Yeti’s YouTube channel produces a long form mini-documentary style series of “stories from the wild”. One features a Japanese record store owner. In his pursuit of old reggae music records, he built a personal connection to Jamaica, its history, culture, and people.

Other than a shot of a couple seconds of him carrying a Yeti cooler (in over 20 minutes), not once is a Yeti tumbler advertised or is there a call to action to buy a Yeti product.

That video has over 180k views. And there are many other of these mini-documentary style videos on their channel that follow the same suit.

This is just one of their long-form stories, and there are many more like it on their channel.

This tells me that the Yeti producers of this series understand the power of good and honest storytelling. They understand the power of honoring cultures and unsung heroes.

Their channel has over 230k subscribers. The payoff may not be instant, but it is present.

Telling Has Its Place

In a letter to his brother, Chekhov actually wrote:

"In descriptions of Nature one must seize on small details, grouping them so that when the reader closes his eyes he gets a picture. For instance, you’ll have a moonlit night if you write that on the mill dam a piece of glass from a broken bottle glittered like a bright little star, and that the black shadow of a dog or a wolf rolled past like a ball."

Chekhov never said “don’t tell ever”.

Because sometimes telling is important and necessary. In fact, you could argue, from a marketing standpoint, that telling allows you to state the facts and benefits in a brief and efficient way. And that is completely true.

In writing, not every person, place, or thing needs three pages worth of description. Some, for the sake of pace, need one line. If it has no dramatic weight to the story, showing is not necessary. Likewise, when information needs to be relayed quickly, telling is most efficient.

Knowing when you should show details and when to deliver exposition in order to deliver information is a beautiful dance in writing.

You need to do both. 

And just as in writing, in marketing and content, you also need to do both.

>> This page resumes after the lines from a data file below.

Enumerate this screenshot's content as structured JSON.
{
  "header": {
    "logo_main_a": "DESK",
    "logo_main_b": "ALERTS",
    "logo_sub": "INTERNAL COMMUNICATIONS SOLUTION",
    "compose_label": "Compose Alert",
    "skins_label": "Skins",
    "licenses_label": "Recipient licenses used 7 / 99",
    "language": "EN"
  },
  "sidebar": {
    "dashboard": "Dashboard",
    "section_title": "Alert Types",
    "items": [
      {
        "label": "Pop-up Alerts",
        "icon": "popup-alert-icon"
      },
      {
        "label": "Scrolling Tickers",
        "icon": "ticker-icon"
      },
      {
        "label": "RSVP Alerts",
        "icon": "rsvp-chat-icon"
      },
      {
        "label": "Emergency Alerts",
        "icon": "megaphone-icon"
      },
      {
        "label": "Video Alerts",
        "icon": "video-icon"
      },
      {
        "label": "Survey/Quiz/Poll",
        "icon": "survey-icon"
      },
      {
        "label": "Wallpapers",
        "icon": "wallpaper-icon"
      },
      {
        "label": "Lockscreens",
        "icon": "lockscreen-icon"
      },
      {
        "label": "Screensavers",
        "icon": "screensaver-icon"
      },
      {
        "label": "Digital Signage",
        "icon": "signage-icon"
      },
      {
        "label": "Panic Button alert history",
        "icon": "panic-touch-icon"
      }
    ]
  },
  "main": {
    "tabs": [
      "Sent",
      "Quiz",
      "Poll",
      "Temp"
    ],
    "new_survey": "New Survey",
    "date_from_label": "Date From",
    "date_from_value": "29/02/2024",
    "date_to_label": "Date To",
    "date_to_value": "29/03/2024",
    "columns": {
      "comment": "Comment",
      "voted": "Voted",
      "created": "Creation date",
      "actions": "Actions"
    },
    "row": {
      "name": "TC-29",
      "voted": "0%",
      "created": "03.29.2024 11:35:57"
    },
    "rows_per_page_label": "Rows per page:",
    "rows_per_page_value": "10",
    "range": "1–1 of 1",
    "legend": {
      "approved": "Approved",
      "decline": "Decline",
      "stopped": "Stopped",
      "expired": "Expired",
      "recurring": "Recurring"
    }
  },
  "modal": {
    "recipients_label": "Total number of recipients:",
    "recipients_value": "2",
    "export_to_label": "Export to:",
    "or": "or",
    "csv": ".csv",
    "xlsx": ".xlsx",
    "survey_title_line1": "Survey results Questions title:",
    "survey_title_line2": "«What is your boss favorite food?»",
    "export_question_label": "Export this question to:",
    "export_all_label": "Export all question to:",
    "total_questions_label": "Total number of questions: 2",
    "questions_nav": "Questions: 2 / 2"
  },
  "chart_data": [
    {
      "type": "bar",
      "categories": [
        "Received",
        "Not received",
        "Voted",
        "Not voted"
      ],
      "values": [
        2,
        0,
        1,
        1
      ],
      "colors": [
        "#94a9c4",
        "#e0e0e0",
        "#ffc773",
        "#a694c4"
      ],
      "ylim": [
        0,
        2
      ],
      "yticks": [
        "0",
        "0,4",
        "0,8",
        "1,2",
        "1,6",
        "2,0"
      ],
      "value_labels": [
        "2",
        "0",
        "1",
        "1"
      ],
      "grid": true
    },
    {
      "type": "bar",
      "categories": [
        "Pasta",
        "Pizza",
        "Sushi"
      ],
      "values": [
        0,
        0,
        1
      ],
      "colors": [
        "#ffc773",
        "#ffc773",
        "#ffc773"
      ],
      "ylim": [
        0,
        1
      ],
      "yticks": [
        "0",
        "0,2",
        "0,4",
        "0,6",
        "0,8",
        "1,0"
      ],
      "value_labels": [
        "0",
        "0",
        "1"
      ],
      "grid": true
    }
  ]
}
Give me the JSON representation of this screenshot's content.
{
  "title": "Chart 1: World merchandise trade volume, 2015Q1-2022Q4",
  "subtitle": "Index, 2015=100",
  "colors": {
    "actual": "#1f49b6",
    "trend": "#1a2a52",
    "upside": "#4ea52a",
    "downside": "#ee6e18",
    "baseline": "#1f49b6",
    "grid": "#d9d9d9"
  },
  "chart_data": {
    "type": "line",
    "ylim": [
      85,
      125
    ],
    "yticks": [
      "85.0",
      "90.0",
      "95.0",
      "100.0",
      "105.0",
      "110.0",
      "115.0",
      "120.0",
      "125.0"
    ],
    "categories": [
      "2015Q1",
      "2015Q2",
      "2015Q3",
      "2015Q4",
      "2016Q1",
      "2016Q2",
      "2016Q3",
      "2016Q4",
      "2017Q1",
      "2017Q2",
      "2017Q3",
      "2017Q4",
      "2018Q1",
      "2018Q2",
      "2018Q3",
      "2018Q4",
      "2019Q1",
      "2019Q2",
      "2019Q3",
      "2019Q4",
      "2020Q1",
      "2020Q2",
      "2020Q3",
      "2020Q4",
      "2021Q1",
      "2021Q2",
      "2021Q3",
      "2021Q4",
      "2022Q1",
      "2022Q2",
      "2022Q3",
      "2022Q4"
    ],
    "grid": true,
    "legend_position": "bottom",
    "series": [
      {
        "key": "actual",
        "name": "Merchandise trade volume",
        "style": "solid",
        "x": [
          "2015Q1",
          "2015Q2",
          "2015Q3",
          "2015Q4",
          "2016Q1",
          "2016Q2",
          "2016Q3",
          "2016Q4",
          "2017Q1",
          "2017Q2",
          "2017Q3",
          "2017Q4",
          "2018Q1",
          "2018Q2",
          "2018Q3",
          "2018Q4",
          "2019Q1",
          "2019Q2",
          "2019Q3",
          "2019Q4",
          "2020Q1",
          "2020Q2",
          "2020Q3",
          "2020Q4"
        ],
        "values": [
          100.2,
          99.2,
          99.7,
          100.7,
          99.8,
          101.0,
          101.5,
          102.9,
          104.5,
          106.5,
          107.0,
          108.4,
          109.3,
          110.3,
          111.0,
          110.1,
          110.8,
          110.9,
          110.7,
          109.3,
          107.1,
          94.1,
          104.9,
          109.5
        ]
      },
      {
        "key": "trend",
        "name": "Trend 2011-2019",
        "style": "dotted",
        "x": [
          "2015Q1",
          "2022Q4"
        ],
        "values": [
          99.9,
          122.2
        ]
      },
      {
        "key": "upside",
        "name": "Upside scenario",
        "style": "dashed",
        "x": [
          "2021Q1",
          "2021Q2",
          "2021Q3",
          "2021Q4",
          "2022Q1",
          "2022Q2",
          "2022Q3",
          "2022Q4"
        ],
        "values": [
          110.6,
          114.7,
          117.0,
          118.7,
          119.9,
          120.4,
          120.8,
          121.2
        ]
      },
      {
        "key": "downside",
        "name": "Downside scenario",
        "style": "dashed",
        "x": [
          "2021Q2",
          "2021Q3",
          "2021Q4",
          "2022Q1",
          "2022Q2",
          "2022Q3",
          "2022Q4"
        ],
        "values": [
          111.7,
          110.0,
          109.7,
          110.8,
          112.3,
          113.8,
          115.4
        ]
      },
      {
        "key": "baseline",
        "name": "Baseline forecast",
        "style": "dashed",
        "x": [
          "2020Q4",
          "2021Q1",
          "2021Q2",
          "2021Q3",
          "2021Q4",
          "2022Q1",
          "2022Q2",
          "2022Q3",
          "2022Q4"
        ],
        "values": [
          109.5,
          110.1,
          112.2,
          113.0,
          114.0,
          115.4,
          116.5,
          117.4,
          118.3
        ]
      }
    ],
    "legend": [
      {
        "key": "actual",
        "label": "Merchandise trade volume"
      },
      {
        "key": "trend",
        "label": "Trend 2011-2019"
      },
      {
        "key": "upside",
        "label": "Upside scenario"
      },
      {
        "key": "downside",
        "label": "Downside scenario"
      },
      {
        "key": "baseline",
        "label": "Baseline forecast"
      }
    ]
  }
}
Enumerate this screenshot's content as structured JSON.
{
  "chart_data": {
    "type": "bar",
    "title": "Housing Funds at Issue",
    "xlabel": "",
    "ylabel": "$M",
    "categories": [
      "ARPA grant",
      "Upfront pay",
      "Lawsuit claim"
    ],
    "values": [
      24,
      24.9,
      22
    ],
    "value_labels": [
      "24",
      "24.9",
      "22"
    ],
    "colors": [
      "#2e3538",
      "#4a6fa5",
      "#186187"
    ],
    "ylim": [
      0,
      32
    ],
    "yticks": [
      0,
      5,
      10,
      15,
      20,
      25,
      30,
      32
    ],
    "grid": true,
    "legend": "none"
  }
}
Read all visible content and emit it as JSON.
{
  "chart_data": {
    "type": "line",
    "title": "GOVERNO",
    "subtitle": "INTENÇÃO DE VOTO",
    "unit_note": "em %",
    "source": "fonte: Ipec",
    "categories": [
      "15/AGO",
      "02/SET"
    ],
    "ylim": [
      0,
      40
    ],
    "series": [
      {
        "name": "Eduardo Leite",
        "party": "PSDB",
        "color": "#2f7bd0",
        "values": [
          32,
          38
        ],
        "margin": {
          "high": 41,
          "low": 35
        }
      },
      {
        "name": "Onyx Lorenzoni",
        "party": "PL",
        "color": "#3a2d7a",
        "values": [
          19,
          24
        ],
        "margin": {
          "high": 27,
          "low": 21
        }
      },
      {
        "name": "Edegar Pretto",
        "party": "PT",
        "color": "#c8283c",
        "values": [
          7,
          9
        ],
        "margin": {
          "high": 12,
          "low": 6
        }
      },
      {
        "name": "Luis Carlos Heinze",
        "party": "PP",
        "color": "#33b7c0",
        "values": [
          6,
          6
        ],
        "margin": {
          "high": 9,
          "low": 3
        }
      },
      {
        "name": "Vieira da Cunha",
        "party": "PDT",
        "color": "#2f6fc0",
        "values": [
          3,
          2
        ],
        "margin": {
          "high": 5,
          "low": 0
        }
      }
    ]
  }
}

You can show a beautiful story through visuals and description in a 60 second reel, and at the end when you tell your viewers where they can see more, read more, or find you, that call-to-action is a straight tell.

As someone who firmly believes that all good marketing comes from good storytelling, I can offer the same distinction:

If it is of no dramatic consequence and the goal is for information to be delivered clearly and efficiently, you should tell. But when the emotion of the story and the space and time allows, always show.

We can only “break the rules” when we know the rules and if it makes absolute sense to do so. Most people who say “show, don’t tell” haven’t read Chekhov’s letter to his brother. A better saying would be: Learn when it is necessary to show and necessary to tell.